L’hercul’ qui met tout le monde en chervelle
David Ferrand
Éléments contextuels
1629
xviie siècle
Rouen
Non localisé
Édition du texte
V. Cant Ryal
En revenant de Flandre depis guere,
Je rapassis par su pays d’Artois
O ses magus faits à la double biere
Se fournissets de bechon et d’artois
Craignant de vair notte grand Mars françois.
L’un n’ecuret sa vieille harlebarde ;
L’un sen bretueil, chets brascharts, sa salade ;
Mais tou chela s’en va quanté le vent,
Car, mogré z’eux et leu longue allumelle,
Nou verron tout avant qui set un n’en,
L’hercul’ qui met tout le monde en chervelle.
Les Cocqs gaulois d’une griffe guerriere
Font o Lyons delaisser le tournois,
Et ch’etz pourquay chets more mercenere
Creignent de vair sous le souleil des Rois
No guerrieux endoscher le hernois.
Cherles le quint fezant tant la pennade
N’a james eu rien que par estrappade ;
Su grand Franches le diffiet souven.
Mais coume un lieuvre y fendet la venelle,
Pu de trouver dedans l’escrimemen
L’hercul’ qui met tout le monde en chervelle.

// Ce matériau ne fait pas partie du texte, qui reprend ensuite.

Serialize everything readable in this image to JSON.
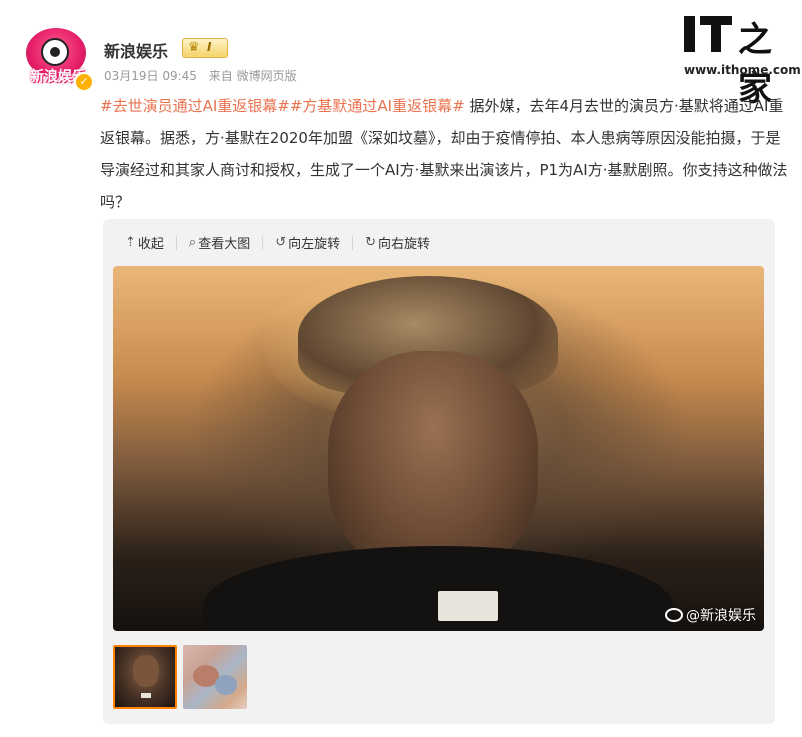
{
  "user": {
    "name": "新浪娱乐",
    "avatar_text": "新浪娱乐",
    "badge_level": "I",
    "date": "03月19日 09:45",
    "source": "来自 微博网页版"
  },
  "ithome": {
    "logo_text": "IT之家",
    "url": "www.ithome.com"
  },
  "post": {
    "hashtag1": "#去世演员通过AI重返银幕#",
    "hashtag2": "#方基默通过AI重返银幕#",
    "body": "据外媒，去年4月去世的演员方·基默将通过AI重返银幕。据悉，方·基默在2020年加盟《深如坟墓》，却由于疫情停拍、本人患病等原因没能拍摄，于是导演经过和其家人商讨和授权，生成了一个AI方·基默来出演该片，P1为AI方·基默剧照。你支持这种做法吗？"
  },
  "toolbar": {
    "collapse_label": "收起",
    "view_large_label": "查看大图",
    "rotate_left_label": "向左旋转",
    "rotate_right_label": "向右旋转"
  },
  "image": {
    "watermark": "@新浪娱乐"
  },
  "colors": {
    "hashtag": "#eb7350",
    "thumb_active_border": "#ff8200",
    "card_bg": "#f2f2f2"
  }
}
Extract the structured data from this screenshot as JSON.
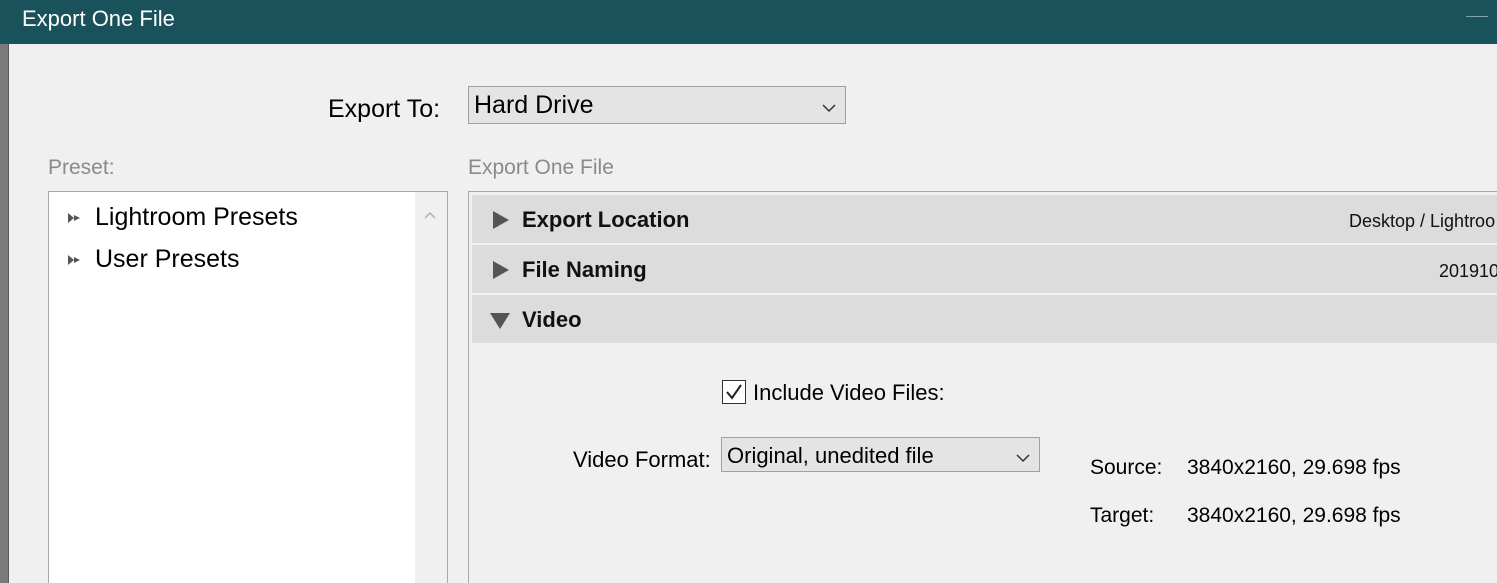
{
  "window": {
    "title": "Export One File"
  },
  "export_to": {
    "label": "Export To:",
    "value": "Hard Drive"
  },
  "preset": {
    "label": "Preset:",
    "items": [
      {
        "label": "Lightroom Presets"
      },
      {
        "label": "User Presets"
      }
    ]
  },
  "panel": {
    "label": "Export One File",
    "sections": [
      {
        "title": "Export Location",
        "summary": "Desktop / Lightroo",
        "expanded": false
      },
      {
        "title": "File Naming",
        "summary": "201910",
        "expanded": false
      },
      {
        "title": "Video",
        "summary": "",
        "expanded": true
      }
    ]
  },
  "video": {
    "include_label": "Include Video Files:",
    "include_checked": true,
    "format_label": "Video Format:",
    "format_value": "Original, unedited file",
    "source_label": "Source:",
    "source_value": "3840x2160, 29.698 fps",
    "target_label": "Target:",
    "target_value": "3840x2160, 29.698 fps"
  },
  "colors": {
    "titlebar": "#1a525c",
    "section_header": "#dcdcdc",
    "window_bg": "#f0f0f0"
  }
}
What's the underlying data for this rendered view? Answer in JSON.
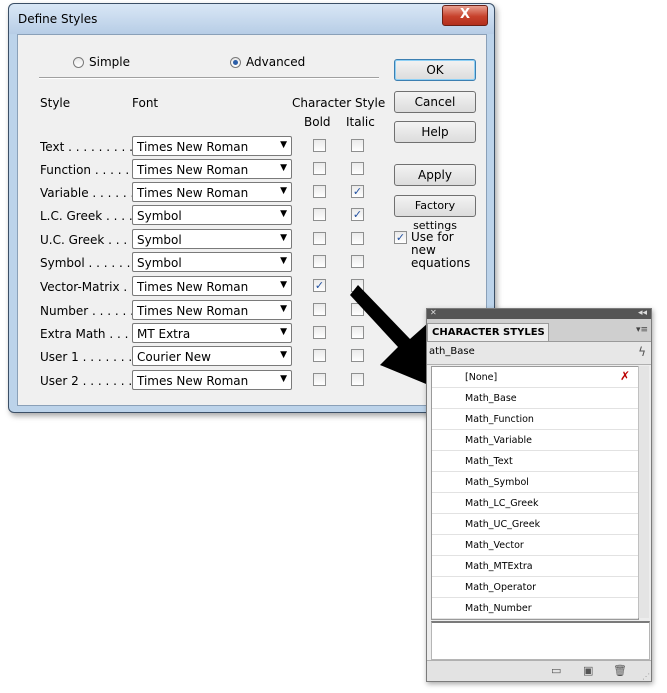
{
  "dialog": {
    "title": "Define Styles",
    "close_label": "X",
    "mode_simple": "Simple",
    "mode_advanced": "Advanced",
    "headers": {
      "style": "Style",
      "font": "Font",
      "character_style": "Character Style",
      "bold": "Bold",
      "italic": "Italic"
    },
    "rows": [
      {
        "label": "Text . . . . . . . . . .",
        "font": "Times New Roman",
        "bold": false,
        "italic": false
      },
      {
        "label": "Function . . . . . . .",
        "font": "Times New Roman",
        "bold": false,
        "italic": false
      },
      {
        "label": "Variable . . . . . . .",
        "font": "Times New Roman",
        "bold": false,
        "italic": true
      },
      {
        "label": "L.C. Greek . . . . .",
        "font": "Symbol",
        "bold": false,
        "italic": true
      },
      {
        "label": "U.C. Greek . . . . .",
        "font": "Symbol",
        "bold": false,
        "italic": false
      },
      {
        "label": "Symbol . . . . . . . .",
        "font": "Symbol",
        "bold": false,
        "italic": false
      },
      {
        "label": "Vector-Matrix . . .",
        "font": "Times New Roman",
        "bold": true,
        "italic": false
      },
      {
        "label": "Number . . . . . . .",
        "font": "Times New Roman",
        "bold": false,
        "italic": false
      },
      {
        "label": "Extra Math . . . . .",
        "font": "MT Extra",
        "bold": false,
        "italic": false
      },
      {
        "label": "User 1 . . . . . . . .",
        "font": "Courier New",
        "bold": false,
        "italic": false
      },
      {
        "label": "User 2 . . . . . . . .",
        "font": "Times New Roman",
        "bold": false,
        "italic": false
      }
    ],
    "buttons": {
      "ok": "OK",
      "cancel": "Cancel",
      "help": "Help",
      "apply": "Apply",
      "factory": "Factory settings"
    },
    "use_for_new": "Use for new equations"
  },
  "panel": {
    "tab": "CHARACTER STYLES",
    "current": "ath_Base",
    "items": [
      "[None]",
      "Math_Base",
      "Math_Function",
      "Math_Variable",
      "Math_Text",
      "Math_Symbol",
      "Math_LC_Greek",
      "Math_UC_Greek",
      "Math_Vector",
      "Math_MTExtra",
      "Math_Operator",
      "Math_Number"
    ]
  }
}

Vla bien de quay ! Y faut que l’insulaire
Rende à Cesar le sien sieuvant les droits.
Hay ! si j’avets les terres de ten pere,
Voudres tu point sans prendre le long bois
Me les remettre à la rezon des loix ?
Porquay don veut en une sausse fade
Su grand austruche aveucque sa pelade
Ainchin que fer manger le lys chrestien ?
Y l’a failli ; note Rey san puchelle
Ly fera vair dan le Tournesien
L’hercul’ qui met tout le monde en chervelle.
S’t egle griffu qui vole d’ordinere
Et qui a volé le pays Navarrois
Rendra un jour san lez tétamentere
A su Louys qui nou sert de pavois
Naple, Sicille et tou le Milanois.
Ouy, su milan plain de rodemoutade
Perdra sen vol su le sceptre des barde
Qui de l’Europe est le sceptre anchien.
Ossi le Ciel, devant qui j’en appelle,
Leu « Len ». monstrera, coume je le cray bien,
L’hercul’ qui met tout le monde en chervelle.
Chu grand Hanry, qui toujou d’ordinere
Che rencontret le prumier o z’explois,
Ne leu z’a t’il creusé des chymetiere
Dedan la Franche en chent et chent endroits,
Quand y pensetz le tenir o z’abbois ?
O chy le pere aveu glore et bravade
A foudrié chets fougeux Enchelade,
Sen fils z’aisné, qui n’a oublié rien
De la valeur d’une ame toute belle,
Fera bien vais bravant l’Iberien
L’hercul’ qui met tout le monde en chervelle.
Commentaire sur l’édition
Édition faite sur l’édition Héron.
Source ou édition princeps
Cinquiesme partie de la Muse normande ou Recueil de plusieurs ouvrages Facecieux, en langue Purinique, ou gros Normand. Recueillis de divers Autheurs, 1629, Rouen, David Ferrand.
David Ferrand, Inventaire general de la Muse normande, divisée en XXVIII. parties. Où sont descrites plusieurs batailles, assauts, prises de villes, guerres estrangeres, victoires de la France, histoires comiques, esmotions populaires, grabuges, & choses remarquables arrivées à Roüen depuis quarante années, 1655, Rouen, David Ferrand.
Édition critique
A. Héron, La Muse normande de David Ferrand, publiée d’après les Livrets originaux, 1625-1653 et l’Inventaire général de 1655, t. I, 1891, Rouen, Espérance Cagniard, p. 120-123.
Études
Catherine Bougy, La Langue de David Ferrand : poète dialectal rouennais du xviième siècle, auteur de La Muse normande, 1992, thèse soutenue à l’Université de Caen sous la direction de René Lepelley.
Commentaire historique et contextuel
Lors de la rédaction de ce poème, la France était en guerre contre l’Espagne, à propos de la succession du duché de Mantoue. Les habitants de l’Artois, qui appartenait à l’Espagne, se préparaient donc à une attaque française.